Ao lado de Trump durante a conferência estava o governador da Califórnia, Gavin Newsom, que reconheceu a necessidade de uma melhor gestão florestal, mas sublinhou que “as alterações climáticas são reais e estão a exacerbar” o perigo.

Trump, por sua vez, defendeu que o tempo “vai acabar por arrefecer”. “Espero que a ciência concorde consigo”, respondeu o secretário da Agência de Recursos Naturais ,Wade Crowfoot. “Não acredito que a ciência saiba”, retorquiu o presidente dos EUA. Mais tarde, Crowfoot publicou no Twitter um gráfico da previsão meteorológica para a Califórnia, com a legenda: “Na verdade, não vai ficar mais frio, senhor presidente”.

Joe Biden, num discurso na sua terra natal, em Wilmington, no Delaware, criticou as repostas de Trump e enfatizou a conexão dos incêndios florestais com as alterações climáticas.

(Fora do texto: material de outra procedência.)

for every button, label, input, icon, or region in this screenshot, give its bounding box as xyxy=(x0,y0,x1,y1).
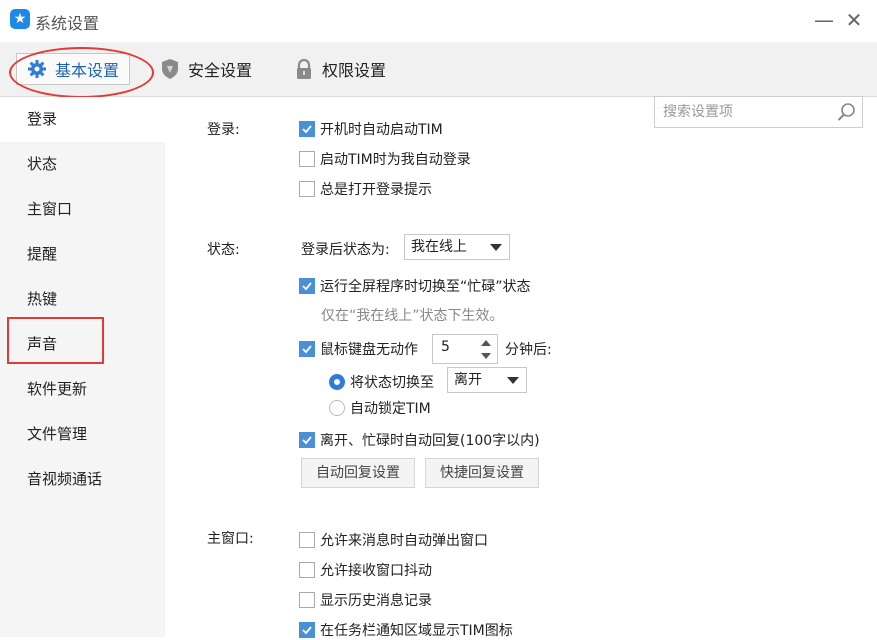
search-input[interactable] xyxy=(655,97,835,127)
sidebar-item-file-management[interactable]: 文件管理 xyxy=(0,412,165,457)
quick-reply-settings-button[interactable]: 快捷回复设置 xyxy=(425,458,539,488)
radio-label: 自动锁定TIM xyxy=(350,401,431,417)
checkbox-unchecked-icon xyxy=(299,151,315,167)
checkbox-label: 允许接收窗口抖动 xyxy=(320,563,432,579)
lock-icon xyxy=(294,58,314,80)
idle-minutes-suffix: 分钟后: xyxy=(505,342,552,358)
popup-on-message-checkbox[interactable]: 允许来消息时自动弹出窗口 xyxy=(299,530,488,550)
search-icon[interactable] xyxy=(836,102,856,126)
search-box[interactable] xyxy=(654,96,863,128)
login-section-label: 登录: xyxy=(207,122,240,138)
stepper-up-icon[interactable] xyxy=(481,340,491,346)
sidebar-item-hotkey[interactable]: 热键 xyxy=(0,277,165,322)
checkbox-unchecked-icon xyxy=(299,181,315,197)
radio-unselected-icon xyxy=(329,400,345,416)
sidebar-item-login[interactable]: 登录 xyxy=(0,97,165,142)
radio-label: 将状态切换至 xyxy=(350,375,434,391)
auto-reply-settings-button[interactable]: 自动回复设置 xyxy=(301,458,415,488)
close-button[interactable]: ✕ xyxy=(840,6,868,34)
tab-security-settings[interactable]: 安全设置 xyxy=(160,53,252,85)
after-login-status-label: 登录后状态为: xyxy=(301,242,390,258)
idle-checkbox[interactable]: 鼠标键盘无动作 xyxy=(299,339,418,359)
auto-reply-checkbox[interactable]: 离开、忙碌时自动回复(100字以内) xyxy=(299,430,540,450)
radio-selected-icon xyxy=(329,374,345,390)
sidebar-item-sound[interactable]: 声音 xyxy=(0,322,165,367)
window-shake-checkbox[interactable]: 允许接收窗口抖动 xyxy=(299,560,432,580)
tray-icon-checkbox[interactable]: 在任务栏通知区域显示TIM图标 xyxy=(299,620,513,640)
checkbox-label: 总是打开登录提示 xyxy=(320,182,432,198)
switch-status-select[interactable]: 离开 xyxy=(447,367,527,393)
tab-basic-settings[interactable]: 基本设置 xyxy=(16,53,130,85)
settings-tabs-bar: 基本设置 安全设置 权限设置 xyxy=(0,42,877,128)
auto-lock-radio[interactable]: 自动锁定TIM xyxy=(329,398,431,418)
fullscreen-busy-checkbox[interactable]: 运行全屏程序时切换至“忙碌”状态 xyxy=(299,276,531,296)
select-value: 我在线上 xyxy=(411,239,467,255)
checkbox-label: 允许来消息时自动弹出窗口 xyxy=(320,533,488,549)
checkbox-checked-icon xyxy=(299,341,315,357)
sidebar-nav: 登录 状态 主窗口 提醒 热键 声音 软件更新 文件管理 音视频通话 xyxy=(0,97,165,637)
checkbox-label: 开机时自动启动TIM xyxy=(320,122,443,138)
tab-label: 权限设置 xyxy=(322,61,387,80)
checkbox-checked-icon xyxy=(299,432,315,448)
tim-logo-icon: ★ xyxy=(10,9,30,29)
sidebar-item-status[interactable]: 状态 xyxy=(0,142,165,187)
auto-start-checkbox[interactable]: 开机时自动启动TIM xyxy=(299,119,443,139)
window-title: 系统设置 xyxy=(35,14,100,33)
checkbox-unchecked-icon xyxy=(299,532,315,548)
sidebar-item-av-call[interactable]: 音视频通话 xyxy=(0,457,165,502)
fullscreen-hint: 仅在“我在线上”状态下生效。 xyxy=(321,308,504,324)
tab-label: 安全设置 xyxy=(188,61,253,80)
shield-icon xyxy=(160,58,180,80)
auto-login-checkbox[interactable]: 启动TIM时为我自动登录 xyxy=(299,149,471,169)
sidebar-item-reminder[interactable]: 提醒 xyxy=(0,232,165,277)
main-window-section-label: 主窗口: xyxy=(207,531,254,547)
dropdown-arrow-icon xyxy=(507,377,519,384)
stepper-down-icon[interactable] xyxy=(481,353,491,359)
checkbox-label: 运行全屏程序时切换至“忙碌”状态 xyxy=(320,279,531,295)
switch-status-radio[interactable]: 将状态切换至 xyxy=(329,372,434,392)
dropdown-arrow-icon xyxy=(490,244,502,251)
title-bar: ★ 系统设置 — ✕ xyxy=(0,0,877,42)
after-login-status-select[interactable]: 我在线上 xyxy=(404,234,510,260)
sidebar-item-main-window[interactable]: 主窗口 xyxy=(0,187,165,232)
checkbox-label: 离开、忙碌时自动回复(100字以内) xyxy=(320,433,540,449)
sidebar-item-software-update[interactable]: 软件更新 xyxy=(0,367,165,412)
checkbox-label: 启动TIM时为我自动登录 xyxy=(320,152,471,168)
tab-label: 基本设置 xyxy=(55,61,120,80)
checkbox-label: 在任务栏通知区域显示TIM图标 xyxy=(320,623,513,639)
checkbox-checked-icon xyxy=(299,278,315,294)
tab-permission-settings[interactable]: 权限设置 xyxy=(294,53,386,85)
checkbox-label: 鼠标键盘无动作 xyxy=(320,342,418,358)
idle-minutes-stepper[interactable]: 5 xyxy=(432,334,498,364)
stepper-value: 5 xyxy=(441,339,450,355)
checkbox-unchecked-icon xyxy=(299,562,315,578)
show-history-checkbox[interactable]: 显示历史消息记录 xyxy=(299,590,432,610)
checkbox-label: 显示历史消息记录 xyxy=(320,593,432,609)
gear-icon xyxy=(27,59,47,79)
select-value: 离开 xyxy=(454,372,482,388)
login-prompt-checkbox[interactable]: 总是打开登录提示 xyxy=(299,179,432,199)
minimize-button[interactable]: — xyxy=(810,6,838,34)
checkbox-checked-icon xyxy=(299,622,315,638)
checkbox-checked-icon xyxy=(299,121,315,137)
checkbox-unchecked-icon xyxy=(299,592,315,608)
status-section-label: 状态: xyxy=(207,242,240,258)
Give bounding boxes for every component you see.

“Se tivermos mais quatro anos de negação das alterações climáticas por parte de Trump, quantos subúrbios serão queimados nos incêndios florestais? Quantos bairros ficarão inundados? Quantos subúrbios serão destruídos por tempestades?”, questionou o candidato do Partido Democrata.

Se dermos mais quatro anos na Casa Branca a um incendiário climático, alguém ficaria surpreendido se tivéssemos uma América ainda mais devastada pelas chamas? Uma América ainda mais debaixo de água?”, interrogou ainda Biden. “É claro que não estamos seguros na América de Donald Trump”, concluiu.